This is a 1 day course that is to advance clinical practice in managing individuals with BPPV. Participants will expand knowledge of pathophysiology of BPPV to supports advanced skills in examination and treatment of individuals with BPPV. Participants will learn to identify individuals with typical and atypical presentations of BPPV with clinical examination including history, system review and testing procedures. Application of standard and novel testing procedures and nystagmus observation will be emphasized to promote enhancement of differential diagnosis. Evidence based approach will be applied to selecting and applying interventions for typical and atypical variants of BPPV. Participants will learn to recognized abnormal presentations that mimic BPPV and make appropriate recommendations for interventions and/or referrals to improve individual outcomes. Case study application will be utilized to develop comprehensive plan of cares of clients with BPPV.
At the end of this course the participant will:
- Recognize patterns of symptoms and other signs associated with BPPV utilizing history and system review.
- Identify the location of otoconia in the SCCs based on symptoms and positioning provoked nystagmus.
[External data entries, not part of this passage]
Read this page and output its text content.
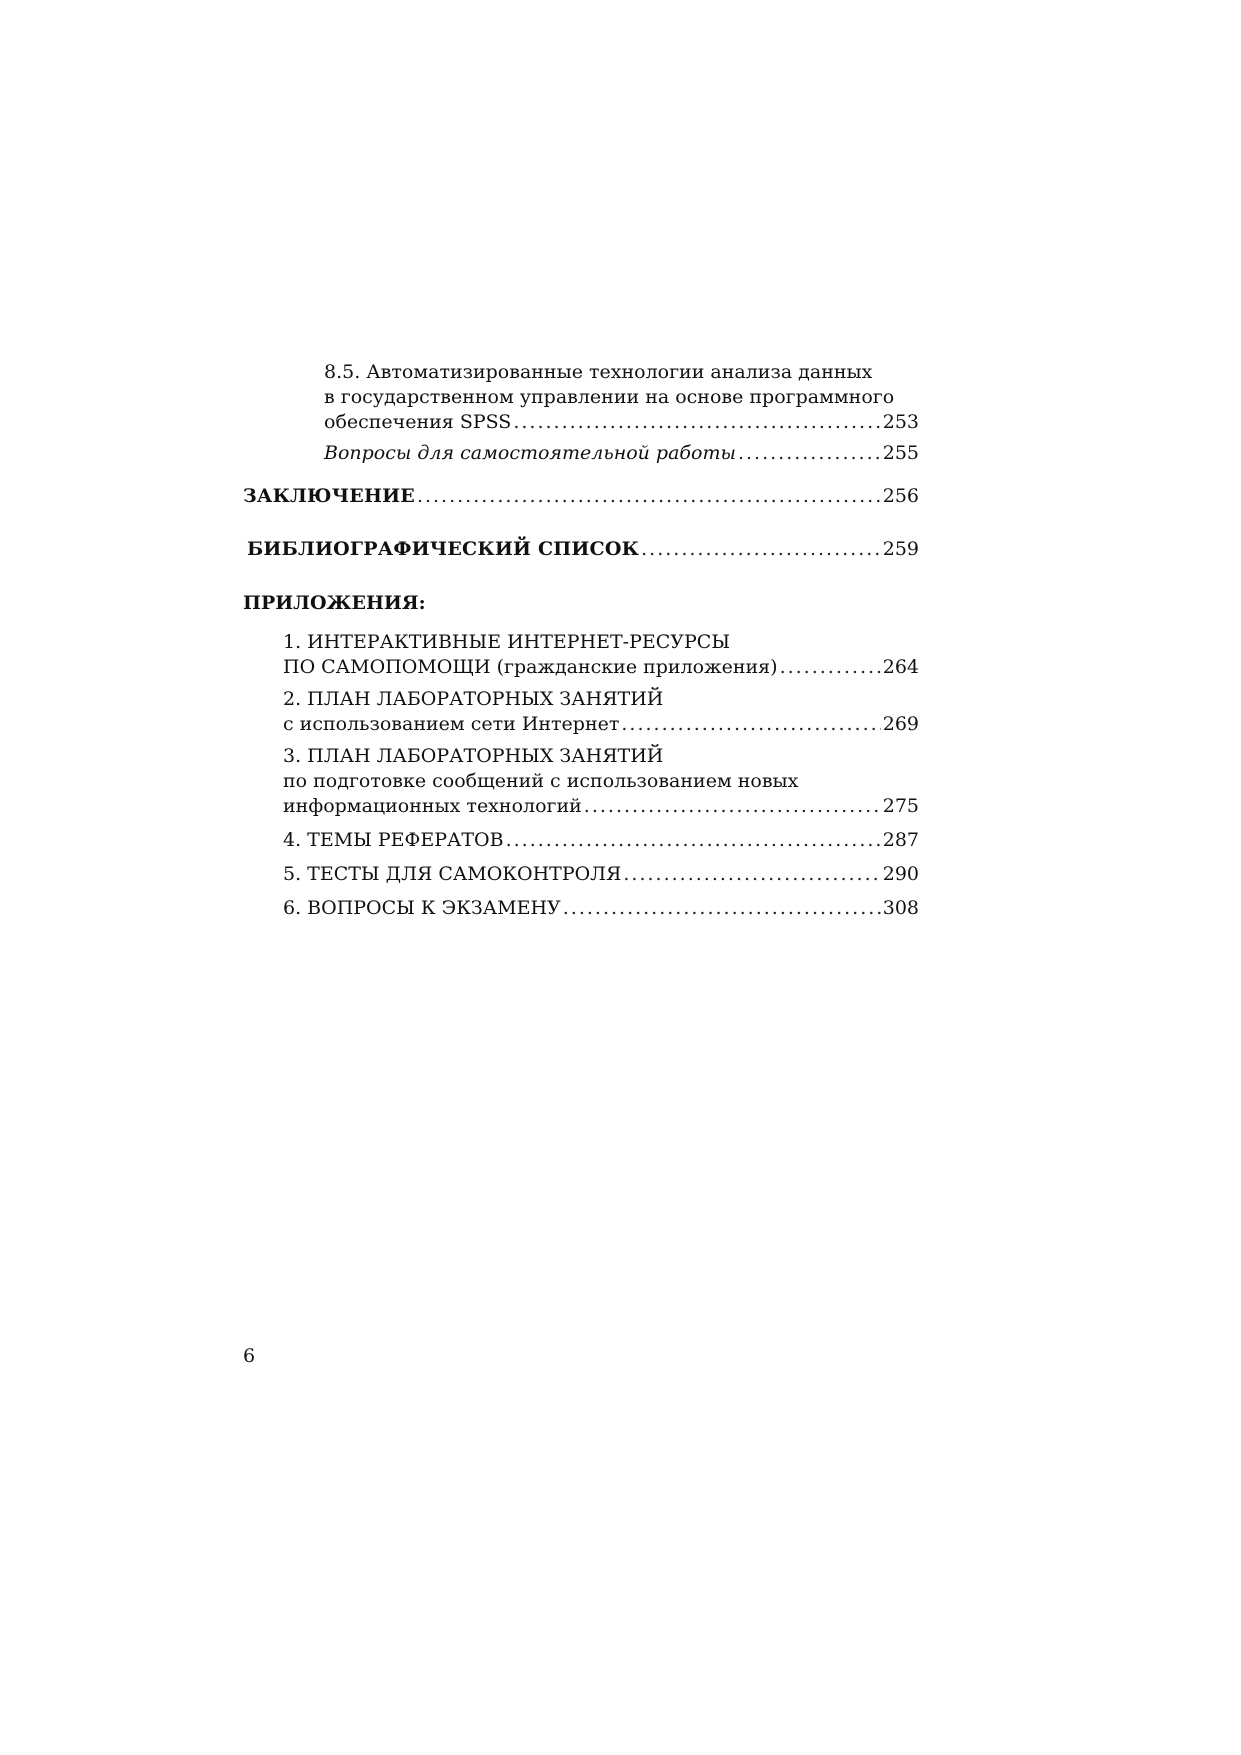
8.5. Автоматизированные технологии анализа данных
в государственном управлении на основе программного
обеспечения SPSS .....	253
Вопросы для самостоятельной работы .....	255
ЗАКЛЮЧЕНИЕ .....	256
БИБЛИОГРАФИЧЕСКИЙ СПИСОК .....	259
ПРИЛОЖЕНИЯ:
1. ИНТЕРАКТИВНЫЕ ИНТЕРНЕТ-РЕСУРСЫ
ПО САМОПОМОЩИ (гражданские приложения) .....	264
2. ПЛАН ЛАБОРАТОРНЫХ ЗАНЯТИЙ
с использованием сети Интернет .....	269
3. ПЛАН ЛАБОРАТОРНЫХ ЗАНЯТИЙ
по подготовке сообщений с использованием новых
информационных технологий .....	275
4. ТЕМЫ РЕФЕРАТОВ .....	287
5. ТЕСТЫ ДЛЯ САМОКОНТРОЛЯ .....	290
6. ВОПРОСЫ К ЭКЗАМЕНУ .....	308
6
- Differentiate between BPPV, central related positional nystagmus and other vestibular and pathologies based on nystagmus provoked by positioning tests.
- Apply appropriated positioning tests and modification of tests to identify various forms of BPPV.
- Utilize the best evidence on canalith repositioning maneuvers and patient observations of testing results to select the appropriate management strategies for individuals with BPPV.
- Demonstrate 2 treatment maneuvers to resolve BPPV for each of the SCCS.
- Adapt approach if BPPV does not resolve in expected time frame.
- Educate patients on nature of BPPV, rationale for interventions and prognosis for treatment based on the best available evidence.
- Determine when a referral to other health professional is required when patient have atypical presentations or refractory BPPV.